1. Treat Thanksgiving dinner like the meal that it is — a feast. Thanksgiving dinner is not just a dinner that’s accompanied by breakfast, lunch and other snacks. The Thanksgiving meal is more like linner or dunch. It’s two meals rolled into one, which means you need to be really abstemious with the other stuff you put into your body. See rule 2.

2. Have a modest breakfast. Enjoy a bowl of oatmeal cooked with milk and a chopped apple, a bowl of nonfat cottage cheese (surprisingly delicious) topped with blueberries and sliced almonds, or even one of Aunt Edna’s pumpkin muffins with a glass of milk. The key is to get something that’s filling enough to curb all-morning snacking, but to leave room for feasting later on.

3. Veggify your hors d’oeuvres. Step aside, cheese and crackers and chips and dip. This holiday is about the Thanksgiving meal you’re going to be having pie, stuffing and gravy. Do you really need potato chips too? To avoid getting overstuffed, chomp on raw veggies with a lighter dip (something made with nonfat Greek yogurt would be a good choice).

4. Embrace spritzers. There's no need to waste calories on bottomless glasses of wine or apple cider. Mix your favorite (wine, cider, juice) with seltzer for a fizzy drink that’s naturally low-cal.

5. Go easy on the starches. I know, the very essence of Thanksgiving is starch upon starch flanking turkey, but that is a formula for overstuffedness and lethargy. What you need to do is tweak what you put on the table and/or what you put on your plate to rein in the starch effect. Start by thinking about your favorite starches — which ones must you have, which ones are you willing to skip? For me, I love stuffing and that is way more Thanksgiving-y than potatoes in any form. After years of lobbying, I have successfully (at times), gotten potatoes fully off the menu. For other people, mashed potatoes are not to be missed, so they’re the ones that get to stay. “How can I choose between two great loves?!” you might ask. In that case, have both. Just take smaller portions of each to start, and continue with the rest of the rules.

6. Load up on the veggie sides. Your plate should be colorful. Make sure you have something green and something orange (ideally bigger portions than all the brown stuff on your plate). I know you’re thinking that veggie sides can also be calorie-dense. This is true, especially if you’ve braised your Brussels sprouts with bacon and butter, and you've candied your yams. So I urge you to make some of the Thanksgiving dishes lighter to help balance out your plate overall and keep you from feeling overly full.
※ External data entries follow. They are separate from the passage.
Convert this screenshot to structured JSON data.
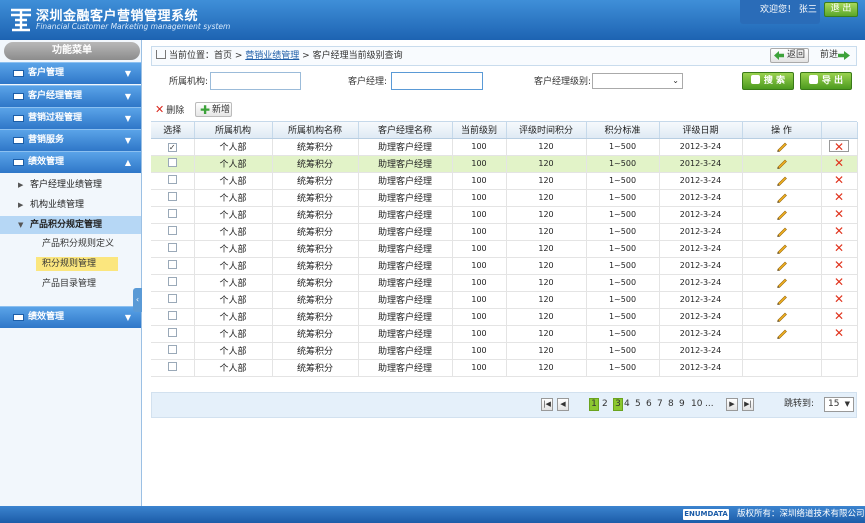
{
  "header": {
    "title_cn": "深圳金融客户营销管理系统",
    "title_en": "Financial Customer Marketing management system",
    "welcome": "欢迎您！ 张三",
    "logout": "退 出"
  },
  "sidebar": {
    "title": "功能菜单",
    "menus": [
      "客户管理",
      "客户经理管理",
      "营销过程管理",
      "营销服务",
      "绩效管理"
    ],
    "sub_items": [
      "客户经理业绩管理",
      "机构业绩管理",
      "产品积分规定管理"
    ],
    "leaves": [
      "产品积分规则定义",
      "积分规则管理",
      "产品目录管理"
    ],
    "bottom_menu": "绩效管理"
  },
  "breadcrumb": {
    "prefix": "当前位置：首页 >",
    "link": "营销业绩管理",
    "current": "> 客户经理当前级别查询",
    "back": "返回",
    "forward": "前进"
  },
  "filters": {
    "org_label": "所属机构:",
    "manager_label": "客户经理:",
    "level_label": "客户经理级别:",
    "search": "搜 索",
    "export": "导 出"
  },
  "toolbar": {
    "delete": "删除",
    "add": "新增"
  },
  "table": {
    "headers": [
      "选择",
      "所属机构",
      "所属机构名称",
      "客户经理名称",
      "当前级别",
      "评级时间积分",
      "积分标准",
      "评级日期",
      "操 作"
    ],
    "rows": [
      {
        "checked": "✓",
        "org": "个人部",
        "org_name": "统筹积分",
        "mgr": "助理客户经理",
        "level": "100",
        "score": "120",
        "std": "1~500",
        "date": "2012-3-24"
      },
      {
        "checked": "",
        "org": "个人部",
        "org_name": "统筹积分",
        "mgr": "助理客户经理",
        "level": "100",
        "score": "120",
        "std": "1~500",
        "date": "2012-3-24"
      },
      {
        "checked": "",
        "org": "个人部",
        "org_name": "统筹积分",
        "mgr": "助理客户经理",
        "level": "100",
        "score": "120",
        "std": "1~500",
        "date": "2012-3-24"
      },
      {
        "checked": "",
        "org": "个人部",
        "org_name": "统筹积分",
        "mgr": "助理客户经理",
        "level": "100",
        "score": "120",
        "std": "1~500",
        "date": "2012-3-24"
      },
      {
        "checked": "",
        "org": "个人部",
        "org_name": "统筹积分",
        "mgr": "助理客户经理",
        "level": "100",
        "score": "120",
        "std": "1~500",
        "date": "2012-3-24"
      },
      {
        "checked": "",
        "org": "个人部",
        "org_name": "统筹积分",
        "mgr": "助理客户经理",
        "level": "100",
        "score": "120",
        "std": "1~500",
        "date": "2012-3-24"
      },
      {
        "checked": "",
        "org": "个人部",
        "org_name": "统筹积分",
        "mgr": "助理客户经理",
        "level": "100",
        "score": "120",
        "std": "1~500",
        "date": "2012-3-24"
      },
      {
        "checked": "",
        "org": "个人部",
        "org_name": "统筹积分",
        "mgr": "助理客户经理",
        "level": "100",
        "score": "120",
        "std": "1~500",
        "date": "2012-3-24"
      },
      {
        "checked": "",
        "org": "个人部",
        "org_name": "统筹积分",
        "mgr": "助理客户经理",
        "level": "100",
        "score": "120",
        "std": "1~500",
        "date": "2012-3-24"
      },
      {
        "checked": "",
        "org": "个人部",
        "org_name": "统筹积分",
        "mgr": "助理客户经理",
        "level": "100",
        "score": "120",
        "std": "1~500",
        "date": "2012-3-24"
      },
      {
        "checked": "",
        "org": "个人部",
        "org_name": "统筹积分",
        "mgr": "助理客户经理",
        "level": "100",
        "score": "120",
        "std": "1~500",
        "date": "2012-3-24"
      },
      {
        "checked": "",
        "org": "个人部",
        "org_name": "统筹积分",
        "mgr": "助理客户经理",
        "level": "100",
        "score": "120",
        "std": "1~500",
        "date": "2012-3-24"
      },
      {
        "checked": "",
        "org": "个人部",
        "org_name": "统筹积分",
        "mgr": "助理客户经理",
        "level": "100",
        "score": "120",
        "std": "1~500",
        "date": "2012-3-24"
      },
      {
        "checked": "",
        "org": "个人部",
        "org_name": "统筹积分",
        "mgr": "助理客户经理",
        "level": "100",
        "score": "120",
        "std": "1~500",
        "date": "2012-3-24"
      }
    ]
  },
  "pager": {
    "pages": [
      "1",
      "2",
      "3",
      "4",
      "5",
      "6",
      "7",
      "8",
      "9",
      "10",
      "..."
    ],
    "jump_label": "跳转到:",
    "jump_value": "15"
  },
  "footer": {
    "logo": "ENUMDATA",
    "copyright": "版权所有：深圳络道技术有限公司"
  }
}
7. Don’t feel compelled to eat it all at one meal. If you think about Thanksgiving dinner as a guilty pleasure and something that comes but once a year, then you might be tempted to gorge yourself on all your favorite things at that one meal. But one of the best things about this dinner is leftovers. Start off with smallish portions of everything you want to sample. Savor it. If you still have more room (meaning, if you can eat something more without getting uncomfortably stuffed), have another small helping of whatever you liked best. But remember: If you loved that stuffing, those roasted yams, whatever, chances are you can still have some tomorrow or the next day.

8. Have dessert. It’s Thanksgiving. Someone (and possibly more than one person) took good effort to make a pie. Have a slice and enjoy it.